76. Everything is an object#

Delving into the realm of object oriented programming, one phrase you may encounter is:

Everything is an object.

The degree to which this statement holds true is often used by enthusiasts to gauge the ‘purity’ of an object oriented language. This ‘purity’ does not refer to referential transparency but denotes the extent to which the language embodies the concept of an object. Is everything in the language an object?

For C#, a more accurate phrasing might be:

All values that can be constructed, and referenced using variables are or can be converted into objects.

This implies that in C#, almost every construct that holds a value, is, in essence, an object.

In C#, this idea stems from the fact that almost all types either, directly or indirectly, implicitly derive from the universal base class Object (whose alias is object) or can be converted to an object. Let’s illustrate the first case with an example:

class Cat {}

Object myObject = new Cat(); // An instance of a class can be upcast to 'Object'.

Objects of an arbitrary class that we define ourselves, like the class Cat above can be upcast into the type Object. Generally, any instance of any class can be upcast to ‘Object’.

This is because, in C#, the universal baseclass of all classes is the class Object. Practically, think of it like this: whenever you don’t specify that a class inherits from some other class, then that class implicitly inherits from Object.

C# further extends this idea of “object-ness” to built-in value types like int, bool, and others, which can also be treated as objects. This is facilitated by a mechanism known as boxing, where value types are wrapped inside an object, allowing them to participate in object oriented behaviors.

int x = 7;

Object o = x; // Value types can be implicitly converted to 'Object'.

So while you strictly wouldn’t say that simple types are objects we could say that they can be implicitly converted into objects. Which for all intents and purposes means that we can think of them as being objects.

Note

In some languages, like Smalltalk or Ruby, even classes themselves are objects. In C#, the instances of a class are objects, not the class itself. If we, in regards to C#, say that a class is an object then we mean it in the sense of a cat being an animal. Meaning that the class is a subtype of Object.

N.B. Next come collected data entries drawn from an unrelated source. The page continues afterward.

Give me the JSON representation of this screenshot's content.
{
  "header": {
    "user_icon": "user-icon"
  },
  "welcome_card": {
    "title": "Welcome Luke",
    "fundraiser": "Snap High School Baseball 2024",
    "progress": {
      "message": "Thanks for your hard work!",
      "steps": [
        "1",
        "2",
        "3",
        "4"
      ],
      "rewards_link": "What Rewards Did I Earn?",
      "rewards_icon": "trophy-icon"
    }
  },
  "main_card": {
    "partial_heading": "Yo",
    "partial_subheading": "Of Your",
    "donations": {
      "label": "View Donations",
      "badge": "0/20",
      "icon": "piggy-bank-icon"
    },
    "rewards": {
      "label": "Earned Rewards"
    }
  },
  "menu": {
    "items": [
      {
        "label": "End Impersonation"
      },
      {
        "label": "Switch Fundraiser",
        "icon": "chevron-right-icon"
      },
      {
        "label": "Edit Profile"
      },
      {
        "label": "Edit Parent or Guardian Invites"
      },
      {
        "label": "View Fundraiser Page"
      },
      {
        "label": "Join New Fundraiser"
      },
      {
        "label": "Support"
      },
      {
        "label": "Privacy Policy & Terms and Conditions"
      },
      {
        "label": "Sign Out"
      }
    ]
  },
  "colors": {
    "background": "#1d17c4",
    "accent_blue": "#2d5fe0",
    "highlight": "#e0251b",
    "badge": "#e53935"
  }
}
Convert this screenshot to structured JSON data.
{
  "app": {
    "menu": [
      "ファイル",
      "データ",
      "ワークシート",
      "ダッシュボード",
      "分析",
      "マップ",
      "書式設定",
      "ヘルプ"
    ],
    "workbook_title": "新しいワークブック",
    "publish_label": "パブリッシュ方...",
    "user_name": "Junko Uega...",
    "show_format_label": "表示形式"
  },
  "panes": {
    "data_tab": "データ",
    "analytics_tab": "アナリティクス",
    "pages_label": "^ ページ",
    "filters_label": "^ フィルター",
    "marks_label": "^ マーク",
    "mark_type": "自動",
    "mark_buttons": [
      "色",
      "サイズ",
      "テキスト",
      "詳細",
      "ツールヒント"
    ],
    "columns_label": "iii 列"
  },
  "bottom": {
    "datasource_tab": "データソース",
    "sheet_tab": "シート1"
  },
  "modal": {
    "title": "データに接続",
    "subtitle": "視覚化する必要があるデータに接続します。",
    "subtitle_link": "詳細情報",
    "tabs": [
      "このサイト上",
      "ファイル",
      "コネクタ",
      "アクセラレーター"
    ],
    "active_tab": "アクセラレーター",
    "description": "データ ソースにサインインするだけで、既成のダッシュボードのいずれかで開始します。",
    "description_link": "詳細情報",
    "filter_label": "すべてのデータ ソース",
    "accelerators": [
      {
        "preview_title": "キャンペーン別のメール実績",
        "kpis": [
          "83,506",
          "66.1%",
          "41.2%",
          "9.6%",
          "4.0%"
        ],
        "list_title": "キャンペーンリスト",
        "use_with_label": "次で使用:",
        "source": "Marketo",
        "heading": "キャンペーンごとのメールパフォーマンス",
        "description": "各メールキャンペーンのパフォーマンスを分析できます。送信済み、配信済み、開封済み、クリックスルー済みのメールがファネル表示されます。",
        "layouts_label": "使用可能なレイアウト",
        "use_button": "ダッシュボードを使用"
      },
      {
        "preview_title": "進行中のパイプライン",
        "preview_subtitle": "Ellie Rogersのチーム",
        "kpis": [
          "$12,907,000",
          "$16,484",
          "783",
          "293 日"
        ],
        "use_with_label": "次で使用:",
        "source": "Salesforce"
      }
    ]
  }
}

This makes C# an almost purely object oriented language, with the caveat being a few non-object types, namely: pointers, interfaces, and open type parameters.

Pointers is an archaic feature borrowed from procedural languages and are not relevant to our object oriented perspective.

Although Interfaces are not objects themselves, any type that implements an interface by definition is an Object, since only classes can implement interfaces in C#. As a result, an instance of a class that implements an interface can be treated as an object of that interface type.

Open type parameters are central to generic programming in C# which we will talk about later. These are placeholder types replaced by concrete types (which are objects) during code execution.

So while C# indeed is a multi-paradigm language, incorporating principles of procedural, object oriented, and functional programming, it nevertheless strongly leans towards the object oriented side, treating almost all its types as objects.